Lorsque l’on combine anthologie et deuxième saison, cela peut faire des dégâts. Pour faire dans l'euphémisme, la saison 2 de True Detective a beaucoup fait parler d'elle cette année. N’ayant pas été fan de la saison 1, je ne l’ai pas vue, mais je sais qu’énormément de personnes ne l’ont pas appréciée. Sans doute parce qu’ils attendaient le retour du mec qu’on ne comprend pas quand il parle parce qu’il doit avoir des putains de boules de poils dans la bouche. Ou Matthew McConaughey pour ceux qui possèdent le swag.

 

Lou et son beau-père Hank sur la scène du crime

Regarde comme je suis tout sérieux, moi. Mains sur le pantalon et tout et tout. 

 

Après une première saison ayant permis à Noah Hawley de se faire la main en s’inspirant du film éponyme des frères Coen, Fargo revient donc pour une deuxième saison. La première avait su imposer un style particulier avec sa mise en scène, son décor, ses dialogues et sa musique. Elle étudiait des réflexions extrêmement philosophiques avec en filigrane une présence religieuse. Qu’est-ce que le Mal, nos actions doivent-elles rester impunies, peuvent-elles l’être ? Pour porter ce concept somme toute légèrement casse gueule, elle possédait une excellente bande d’acteurs, avec notamment Martin Freeman (Sherlock) mais surtout un Billy Bob Thornton incroyablement charismatique en incarnation du MAAAAAL.

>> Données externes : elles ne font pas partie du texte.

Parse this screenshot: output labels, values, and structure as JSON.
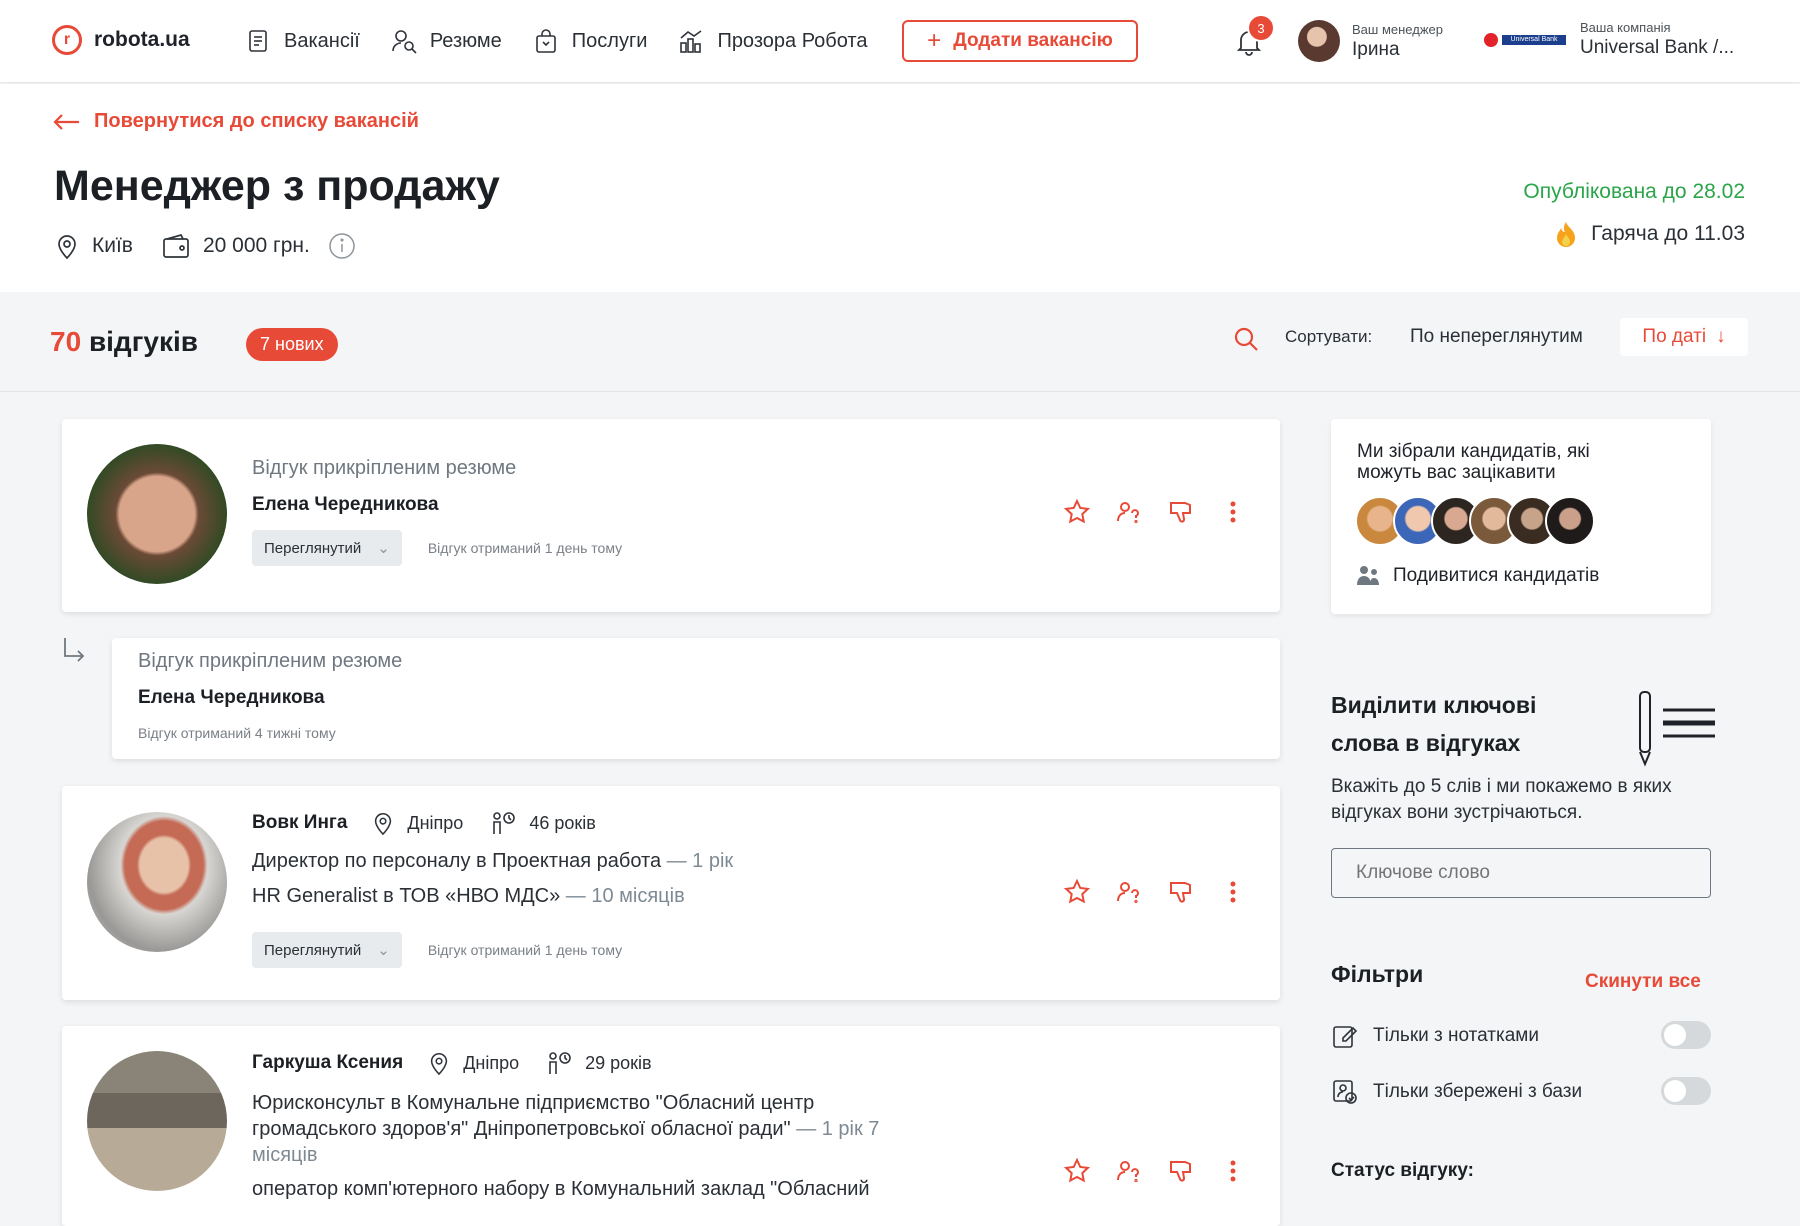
{
  "brand": {
    "name": "robota.ua",
    "logo_letter": "r"
  },
  "nav": [
    {
      "label": "Вакансії",
      "icon": "document-icon"
    },
    {
      "label": "Резюме",
      "icon": "person-search-icon"
    },
    {
      "label": "Послуги",
      "icon": "shopping-bag-icon"
    },
    {
      "label": "Прозора Робота",
      "icon": "chart-building-icon"
    }
  ],
  "add_vacancy": "Додати вакансію",
  "notifications_count": "3",
  "manager": {
    "caption": "Ваш менеджер",
    "name": "Ірина"
  },
  "company": {
    "caption": "Ваша компанія",
    "name": "Universal Bank /...",
    "logo_text": "Universal Bank"
  },
  "back_link": "Повернутися до списку вакансій",
  "vacancy": {
    "title": "Менеджер з продажу",
    "city": "Київ",
    "salary": "20 000 грн.",
    "published": "Опублікована до 28.02",
    "hot": "Гаряча до 11.03"
  },
  "responses": {
    "count": "70",
    "count_label": "відгуків",
    "new": "7 нових",
    "sort_label": "Сортувати:",
    "sort_unseen": "По непереглянутим",
    "sort_date": "По даті"
  },
  "cards": [
    {
      "type": "Відгук прикріпленим резюме",
      "name": "Елена Чередникова",
      "status": "Переглянутий",
      "received": "Відгук отриманий 1 день тому"
    },
    {
      "type": "Відгук прикріпленим резюме",
      "name": "Елена Чередникова",
      "received": "Відгук отриманий 4 тижні тому"
    },
    {
      "name": "Вовк Инга",
      "city": "Дніпро",
      "age": "46 років",
      "jobs": [
        {
          "text": "Директор по персоналу в Проектная работа",
          "dur": "— 1 рік"
        },
        {
          "text": "HR Generalist в ТОВ «НВО МДС»",
          "dur": "— 10 місяців"
        }
      ],
      "status": "Переглянутий",
      "received": "Відгук отриманий 1 день тому"
    },
    {
      "name": "Гаркуша Ксения",
      "city": "Дніпро",
      "age": "29 років",
      "jobs": [
        {
          "text": "Юрисконсульт в Комунальне підприємство \"Обласний центр громадського здоров'я\" Дніпропетровської обласної ради\"",
          "dur": "— 1 рік 7 місяців"
        },
        {
          "text": "оператор комп'ютерного набору в Комунальний заклад \"Обласний",
          "dur": ""
        }
      ]
    }
  ],
  "suggest": {
    "title": "Ми зібрали кандидатів, які можуть вас зацікавити",
    "link": "Подивитися кандидатів"
  },
  "keywords": {
    "title": "Виділити ключові слова в відгуках",
    "desc": "Вкажіть до 5 слів і ми покажемо в яких відгуках вони зустрічаються.",
    "placeholder": "Ключове слово"
  },
  "filters": {
    "title": "Фільтри",
    "reset": "Скинути все",
    "only_notes": "Тільки з нотатками",
    "only_saved": "Тільки збережені з бази",
    "status_title": "Статус відгуку:"
  },
  "colors": {
    "accent": "#e84a38",
    "green": "#2aa54a"
  }
}
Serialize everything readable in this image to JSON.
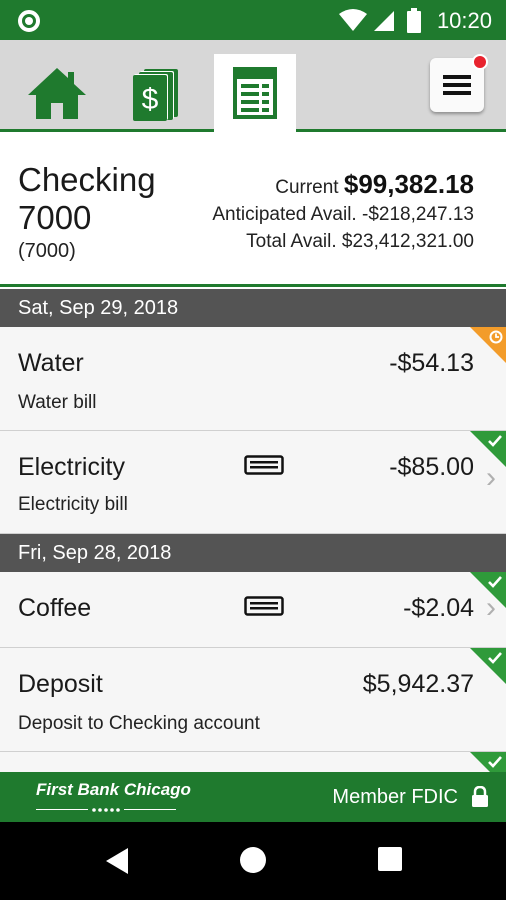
{
  "status_bar": {
    "time": "10:20",
    "icons": [
      "circle-icon",
      "wifi-icon",
      "signal-icon",
      "battery-icon"
    ]
  },
  "tabs": [
    {
      "name": "home",
      "icon": "home-icon",
      "active": false
    },
    {
      "name": "accounts",
      "icon": "money-icon",
      "active": false
    },
    {
      "name": "register",
      "icon": "register-icon",
      "active": true
    }
  ],
  "menu": {
    "icon": "menu-icon",
    "has_notification": true
  },
  "account": {
    "name": "Checking 7000",
    "number": "(7000)",
    "current_label": "Current",
    "current_value": "$99,382.18",
    "anticipated_label": "Anticipated Avail.",
    "anticipated_value": "-$218,247.13",
    "total_label": "Total Avail.",
    "total_value": "$23,412,321.00"
  },
  "groups": [
    {
      "date": "Sat, Sep 29, 2018",
      "transactions": [
        {
          "title": "Water",
          "description": "Water bill",
          "amount": "-$54.13",
          "status": "pending",
          "has_card": false,
          "has_chevron": false
        },
        {
          "title": "Electricity",
          "description": "Electricity bill",
          "amount": "-$85.00",
          "status": "cleared",
          "has_card": true,
          "has_chevron": true
        }
      ]
    },
    {
      "date": "Fri, Sep 28, 2018",
      "transactions": [
        {
          "title": "Coffee",
          "description": "",
          "amount": "-$2.04",
          "status": "cleared",
          "has_card": true,
          "has_chevron": true
        },
        {
          "title": "Deposit",
          "description": "Deposit to Checking account",
          "amount": "$5,942.37",
          "status": "cleared",
          "has_card": false,
          "has_chevron": false
        }
      ]
    }
  ],
  "footer": {
    "brand": "First Bank Chicago",
    "member": "Member FDIC"
  },
  "colors": {
    "brand_green": "#1f7a2e",
    "header_gray": "#545454",
    "pending_orange": "#f39c2a",
    "cleared_green": "#2f9a3a",
    "notification_red": "#e8232e"
  }
}
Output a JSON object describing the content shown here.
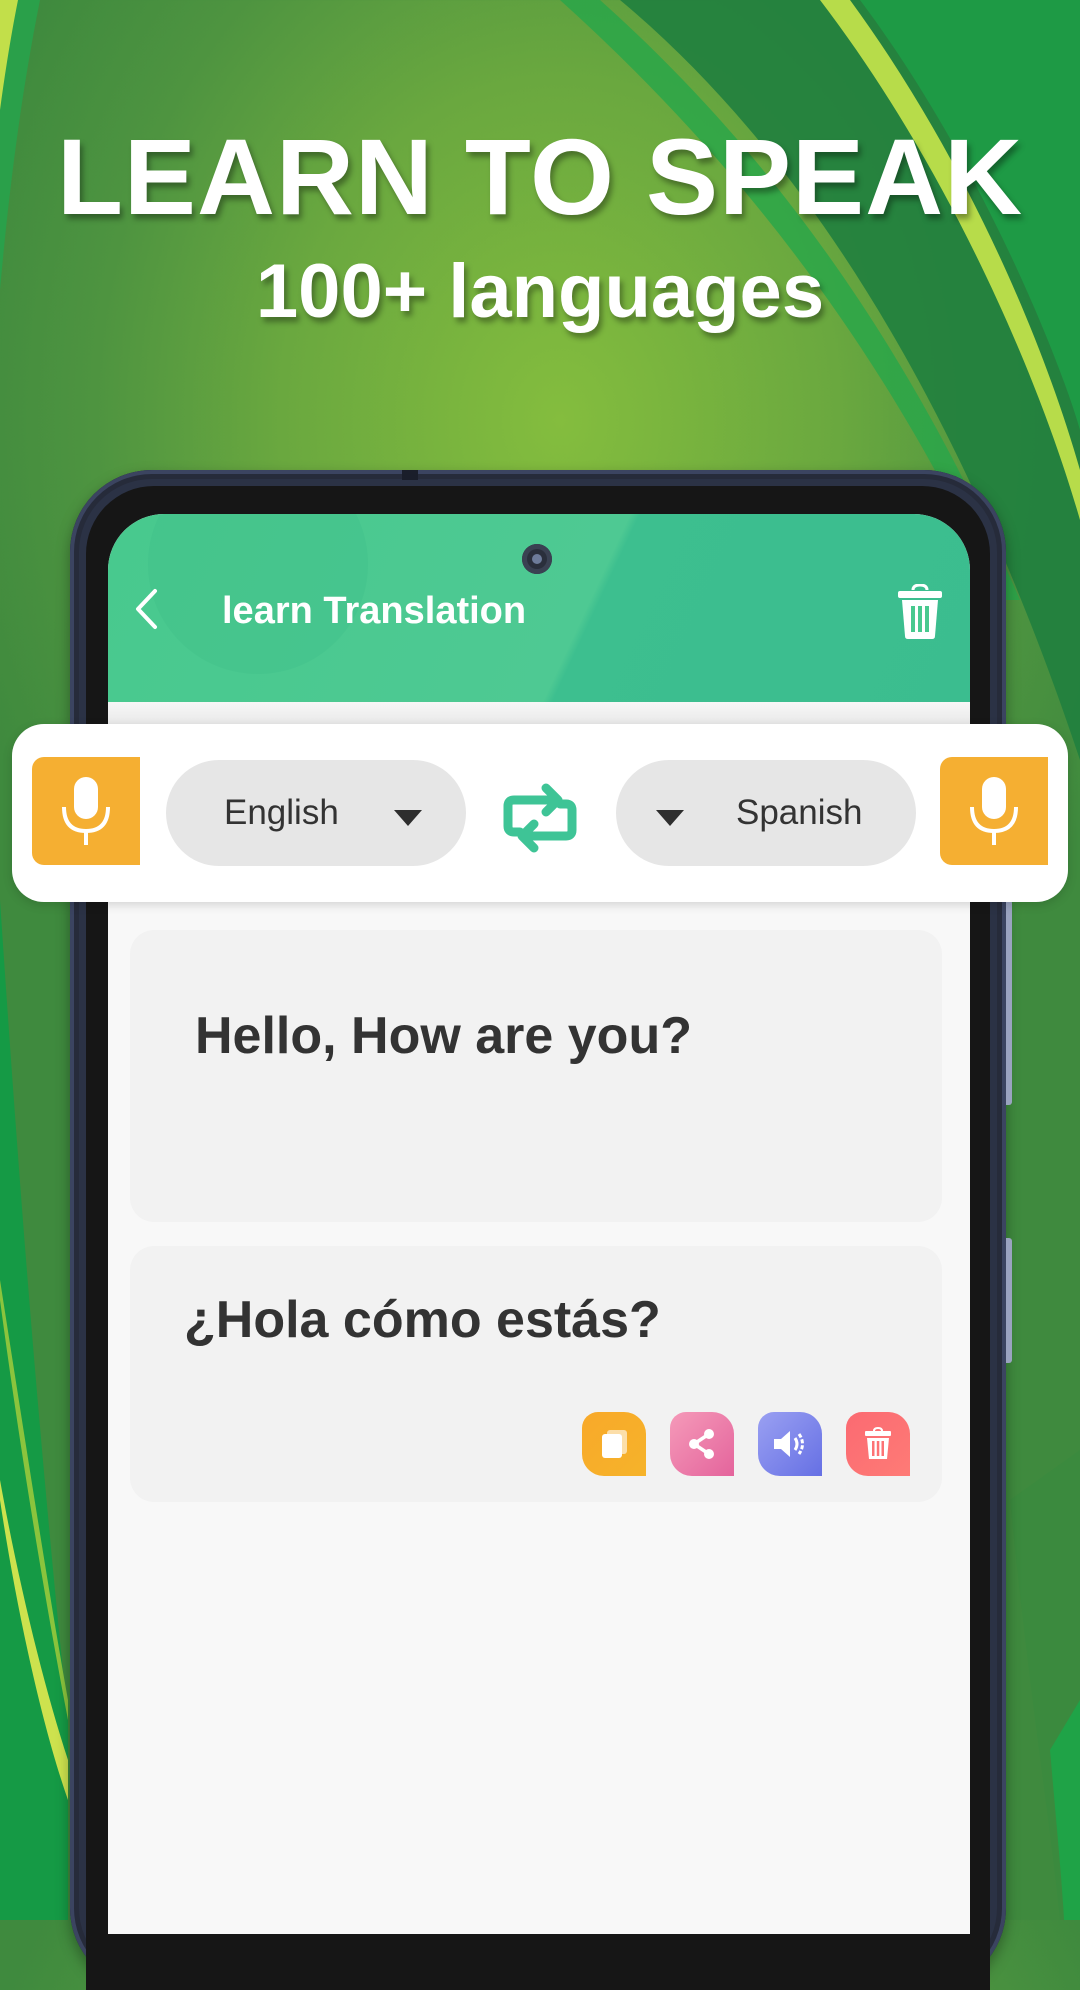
{
  "promo": {
    "headline": "LEARN TO SPEAK",
    "subheadline": "100+ languages"
  },
  "app": {
    "title": "learn Translation",
    "icons": {
      "back": "chevron-left-icon",
      "delete_all": "trash-icon",
      "mic": "microphone-icon",
      "swap": "swap-arrows-icon",
      "dropdown": "caret-down-icon",
      "copy": "copy-icon",
      "share": "share-icon",
      "speak": "speaker-icon",
      "delete": "trash-icon"
    }
  },
  "language_bar": {
    "source_language": "English",
    "target_language": "Spanish"
  },
  "translation": {
    "source_text": "Hello, How are you?",
    "translated_text": "¿Hola cómo estás?"
  },
  "colors": {
    "appbar": "#48c98e",
    "accent_green": "#3ec496",
    "mic_orange": "#f5af32",
    "copy_orange": "#f8a92a",
    "share_pink": "#e96fa3",
    "speak_blue": "#7a82ea",
    "delete_red": "#fd7274",
    "text_dark": "#333333"
  }
}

Fargo va-t-elle éviter la malédiction de la deuxième saison ? Est-ce que la recette va à nouveau fonctionner malgré les changements inhérents au concept de l’anthologie ? Premier aperçu avec Waiting for Dutch.

 

 

Du pur Fargo dans la forme

 

Un bon meurtre bien sanglant

Mais qui c'est qui est beau ? Mais c'est qui ? Mais c'est le meurtre !

 

Dès la scène d’ouverture, pas de doute, on regarde bien Fargo. L’action se passe en 1979 et se base sur le massacre de Sioux Falls, l’histoire racontée la saison dernière par Lou Solverson (alors interprété par Keith Carradine) à sa fille Molly. Jimmy Carter délivre un discours sur une crise de confiance au sein du peuple américain, à une époque où les États-Unis ne vont pas bien. Le désastre de la prise d’otages, l’apparition progressive de la surconsommation, encore et toujours la guerre froide… les Américains avaient bien vécu depuis le début des années 1970. Mais ils ne voulaient pas admettre que, dans cette histoire, c'étaient eux les méchants.

Il règne dès lors une ambiance de déni dans Waiting for Dutch. Chaque personnage cherche à vivre sa propre histoire, être le héros de son destin et non pas le vilain. Tout ce qui se passe lors de ce premier épisode trouve ici une grille de lecture particulière, dans le sens où chaque personnage va ressentir différemment ce qui se passe. En outre, la mise en scène est particulièrement inspirée, les effets de caméra également, même pour un novice comme moi. À cela s'ajoute une bande-son accompagnant particulièrement bien le déroulement des évènements. On est à nouveau happé dans ce monde si particulier.

 

 

Un univers qui met du temps à s’installer. Beaucoup de temps. Trop de temps.

 

Les effets de style sont une chose, mais il faut également étudier le fond. Et là, Waiting for Dutch coince un peu. On est introduit de façon extrêmement didactique à l’ensemble des personnages, et à la fin de l'épisode on n'aura pas avancé d'un pouce.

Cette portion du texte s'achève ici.